I've given some consideration to a multilanguage environment; and I think the approach I'd have for that would be:
(1) have a 'close' source-recoverable IR, for each particular language; akin to DIANA for Ada: https://apps.dtic.mil/sti/pdfs/ADA128232.pdf wherein the IR is structured to disallow invalid source. -- These IRs would be amiable to DB-storage/manipulation such that the architecture described here for CI/Building could be used: http://citeseerx.ist.psu.edu/viewdoc/download?doi=10.1.1.26.2533&rep=rep1&type=pdf 
(2) Optionally, have a set of "Paradigm" IRs like: Functional-IR [Haskell, Erlang, F#], Procedural-IR, Pattern-matching-IR [SNOBOL, PERL, etc], OOP-IR, Database-IR [PL/SQL, MUMPS, etc] etc.
(3) Have a General IR.
(4) Have a Runtime-description language; ideally one with a metaobject-based system so that you could, say, use Ada TASKs on GPUs or CPUs, dynamically chosen at runtime.
(5) The Backend of the compiler would take #3 & #4 to produce the (executable) output.

What would be nice about having the IRs Database-amiable, is that now you have *FAR* better tooling and control; now you don't search-and-replace "min" with "minimum" and get references to a "minimumute counter" in your comments because you directly manipulate the object's name.

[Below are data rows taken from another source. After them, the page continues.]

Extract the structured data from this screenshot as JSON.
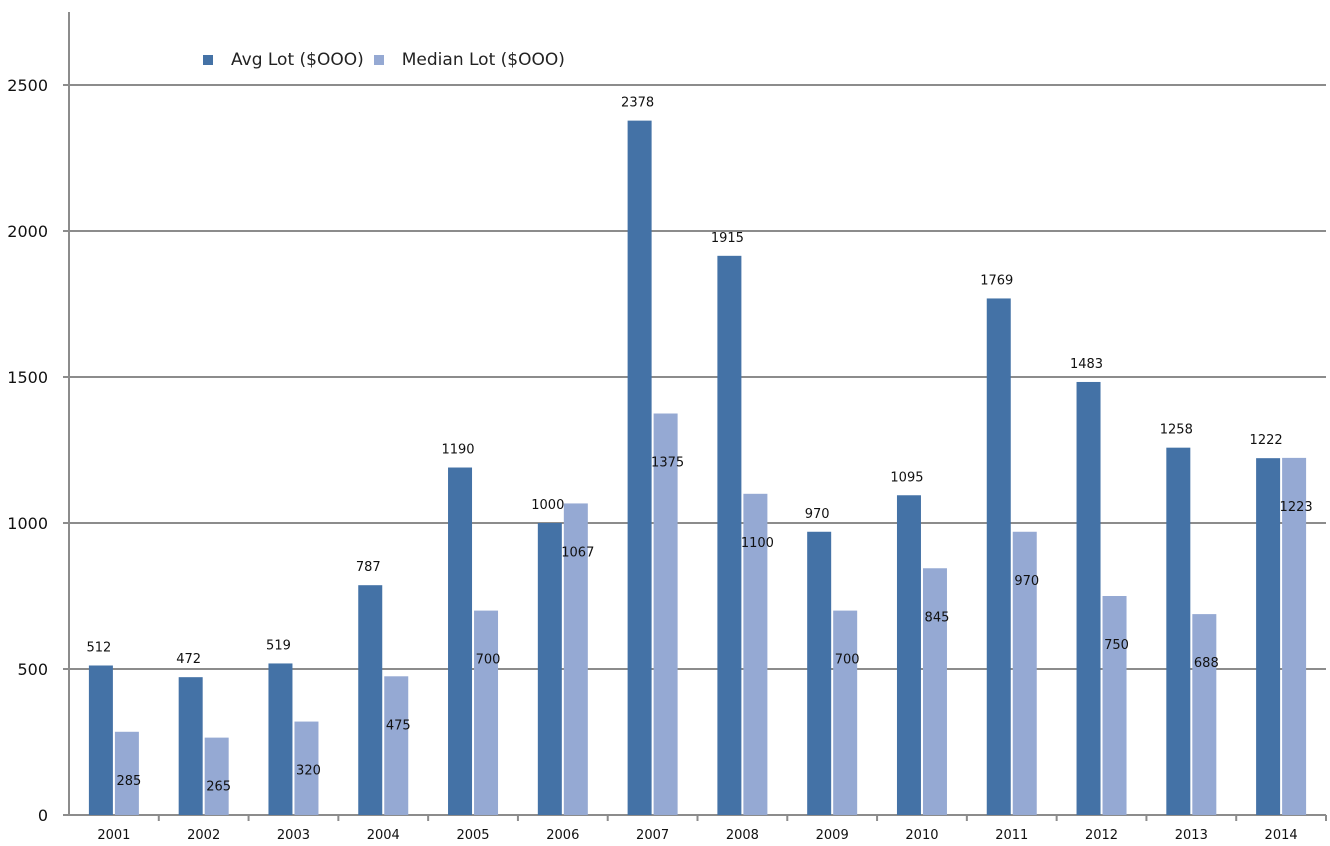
{
  "chart_data": {
    "type": "bar",
    "categories": [
      "2001",
      "2002",
      "2003",
      "2004",
      "2005",
      "2006",
      "2007",
      "2008",
      "2009",
      "2010",
      "2011",
      "2012",
      "2013",
      "2014"
    ],
    "series": [
      {
        "name": "Avg Lot ($OOO)",
        "color": "#4472a6",
        "values": [
          512,
          472,
          519,
          787,
          1190,
          1000,
          2378,
          1915,
          970,
          1095,
          1769,
          1483,
          1258,
          1222
        ]
      },
      {
        "name": "Median Lot ($OOO)",
        "color": "#95a9d3",
        "values": [
          285,
          265,
          320,
          475,
          700,
          1067,
          1375,
          1100,
          700,
          845,
          970,
          750,
          688,
          1223
        ]
      }
    ],
    "ylim": [
      0,
      2750
    ],
    "yticks": [
      0,
      500,
      1000,
      1500,
      2000,
      2500
    ],
    "grid": true,
    "legend_position": "top-left"
  }
}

Now, if VHDL were included in that lattice, you could have the backend take a description of the hardware and use that for optimization and code-generation.

So, yeah, I have thought about this problem.

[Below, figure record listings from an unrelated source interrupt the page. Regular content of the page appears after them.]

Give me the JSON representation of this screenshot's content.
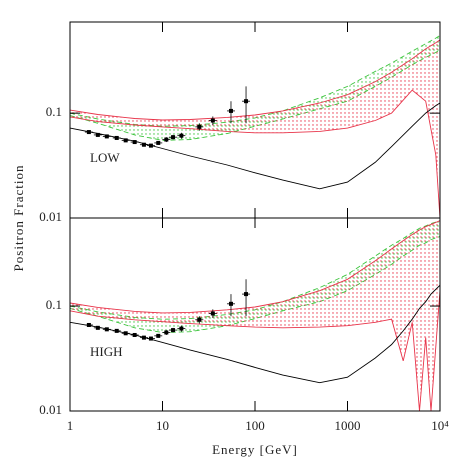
{
  "chart_data": [
    {
      "type": "line",
      "log_x": true,
      "log_y": true,
      "ylabel": "Positron Fraction",
      "annotation": "LOW",
      "xlim": [
        1,
        10000
      ],
      "xticks": [
        1,
        10,
        100,
        1000,
        {
          "value": 10000,
          "label": "10⁴"
        }
      ],
      "ylim": [
        0.01,
        0.74
      ],
      "yticks": [
        0.01,
        0.1
      ],
      "x": [
        1,
        2,
        5,
        10,
        20,
        50,
        100,
        200,
        500,
        1000,
        2000,
        3000,
        5000,
        7000,
        9000,
        10000
      ],
      "bands": [
        {
          "color": "#3cc43c",
          "dash": true,
          "upper": [
            0.1,
            0.088,
            0.078,
            0.075,
            0.076,
            0.082,
            0.09,
            0.105,
            0.14,
            0.18,
            0.25,
            0.3,
            0.39,
            0.46,
            0.52,
            0.55
          ],
          "lower": [
            0.095,
            0.08,
            0.062,
            0.055,
            0.056,
            0.064,
            0.075,
            0.088,
            0.11,
            0.13,
            0.18,
            0.22,
            0.29,
            0.34,
            0.38,
            0.4
          ]
        },
        {
          "color": "#e8344a",
          "dash": false,
          "upper": [
            0.107,
            0.097,
            0.089,
            0.086,
            0.087,
            0.091,
            0.096,
            0.105,
            0.125,
            0.15,
            0.2,
            0.245,
            0.33,
            0.41,
            0.47,
            0.5
          ],
          "lower": [
            0.092,
            0.083,
            0.077,
            0.074,
            0.071,
            0.067,
            0.065,
            0.065,
            0.067,
            0.072,
            0.085,
            0.1,
            0.166,
            0.13,
            0.04,
            0.01
          ]
        }
      ],
      "series": [
        {
          "color": "#000000",
          "values": [
            0.072,
            0.064,
            0.054,
            0.046,
            0.039,
            0.032,
            0.027,
            0.023,
            0.019,
            0.022,
            0.034,
            0.048,
            0.075,
            0.1,
            0.118,
            0.125
          ]
        }
      ],
      "points": {
        "color": "#000000",
        "x": [
          1.6,
          2,
          2.5,
          3.2,
          4,
          5,
          6.3,
          7.5,
          9,
          11,
          13,
          16,
          25,
          35,
          55,
          80
        ],
        "values": [
          0.066,
          0.062,
          0.06,
          0.058,
          0.055,
          0.053,
          0.05,
          0.049,
          0.052,
          0.056,
          0.059,
          0.061,
          0.074,
          0.085,
          0.105,
          0.13
        ],
        "errors": [
          0.002,
          0.002,
          0.002,
          0.002,
          0.002,
          0.002,
          0.002,
          0.002,
          0.002,
          0.003,
          0.003,
          0.004,
          0.006,
          0.008,
          0.025,
          0.05
        ]
      }
    },
    {
      "type": "line",
      "log_x": true,
      "log_y": true,
      "xlabel": "Energy [GeV]",
      "annotation": "HIGH",
      "xlim": [
        1,
        10000
      ],
      "xticks": [
        1,
        10,
        100,
        1000,
        {
          "value": 10000,
          "label": "10⁴"
        }
      ],
      "ylim": [
        0.01,
        0.69
      ],
      "yticks": [
        0.01,
        0.1
      ],
      "x": [
        1,
        2,
        5,
        10,
        20,
        50,
        100,
        200,
        500,
        1000,
        2000,
        3000,
        4000,
        5000,
        6000,
        7000,
        8000,
        10000
      ],
      "bands": [
        {
          "color": "#3cc43c",
          "dash": true,
          "upper": [
            0.1,
            0.088,
            0.078,
            0.075,
            0.076,
            0.083,
            0.092,
            0.11,
            0.15,
            0.2,
            0.3,
            0.38,
            0.44,
            0.5,
            0.55,
            0.58,
            0.61,
            0.65
          ],
          "lower": [
            0.095,
            0.08,
            0.062,
            0.056,
            0.057,
            0.065,
            0.076,
            0.09,
            0.11,
            0.14,
            0.2,
            0.25,
            0.3,
            0.34,
            0.38,
            0.4,
            0.43,
            0.46
          ]
        },
        {
          "color": "#e8344a",
          "dash": false,
          "upper": [
            0.107,
            0.097,
            0.089,
            0.086,
            0.087,
            0.092,
            0.098,
            0.11,
            0.14,
            0.18,
            0.27,
            0.35,
            0.42,
            0.48,
            0.53,
            0.57,
            0.6,
            0.65
          ],
          "lower": [
            0.09,
            0.08,
            0.074,
            0.071,
            0.068,
            0.065,
            0.063,
            0.062,
            0.063,
            0.065,
            0.07,
            0.075,
            0.03,
            0.07,
            0.01,
            0.05,
            0.01,
            0.14
          ]
        }
      ],
      "series": [
        {
          "color": "#000000",
          "values": [
            0.07,
            0.063,
            0.053,
            0.045,
            0.038,
            0.031,
            0.026,
            0.022,
            0.0186,
            0.021,
            0.032,
            0.043,
            0.058,
            0.075,
            0.095,
            0.11,
            0.13,
            0.158
          ]
        }
      ],
      "points": {
        "color": "#000000",
        "x": [
          1.6,
          2,
          2.5,
          3.2,
          4,
          5,
          6.3,
          7.5,
          9,
          11,
          13,
          16,
          25,
          35,
          55,
          80
        ],
        "values": [
          0.066,
          0.062,
          0.06,
          0.058,
          0.055,
          0.053,
          0.05,
          0.049,
          0.052,
          0.056,
          0.059,
          0.061,
          0.074,
          0.085,
          0.105,
          0.13
        ],
        "errors": [
          0.002,
          0.002,
          0.002,
          0.002,
          0.002,
          0.002,
          0.002,
          0.002,
          0.002,
          0.003,
          0.003,
          0.004,
          0.006,
          0.008,
          0.025,
          0.05
        ]
      }
    }
  ]
}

> And compiling to C or assembler or Bliss or whatever else gets ugly for 
> the end-user developers.

I honestly believe that C and Unix have set the industry back decades.
I find it a bit puzzling that IEEE694 [Standard for Microprocessor Assembly Language] never took off.
IMO, the only reason an intermediate of C/BLISS/ASM is so messy for end-users is the text- and file-based nature of the tools like Make and autotools; IMO, the correct method for handling things would be more structured, to borrow Generics from Ada for an oversimple project:

Generic
  Build_For : Architecture; -- An enumeration of architectures the system can handle.
Package PROJECTNAME is
   Executable : Procedure_Pointer renames Main;
End PROJECTNAME;

And then your build-tool would "fill in the holes" of the parameters in "instantiating" the project; pulling from defaults or asking what should be used... and now you don't have the giant mess that you get with .configure and forgetting to set a parameter, or worse doing something like having an extra/missing directory-separator in the parameter and screwing the build up.

> I'd still have a look at LLVM. Even if you should discount the whole 
> project, there are ideas to be had.

LOL -- Maybe I should, though I've looked a a *lot* of stuff over the years, as you can probably tell, and it honestly seems like the best ideas are discarded for a "simple" half-solution that "works"... and then you're stuck with far more [and more complex] work because now you're constrained by the half-/non-solution. (Text-based DIFF is a good example here; it's not exactly uncommon to get a diff of "the whole file changed" because some guy's editor was set to spaces instead of tabs [or vice-versa]... the modern 'solution'? Have everybody use a standard editor+configuration, and/or "coding-styles". The citeseerx link above shows how a DB based system could avoid this, along with providing better version-control [no "the commit broke the build" BS] simply by virtue of its architecture.)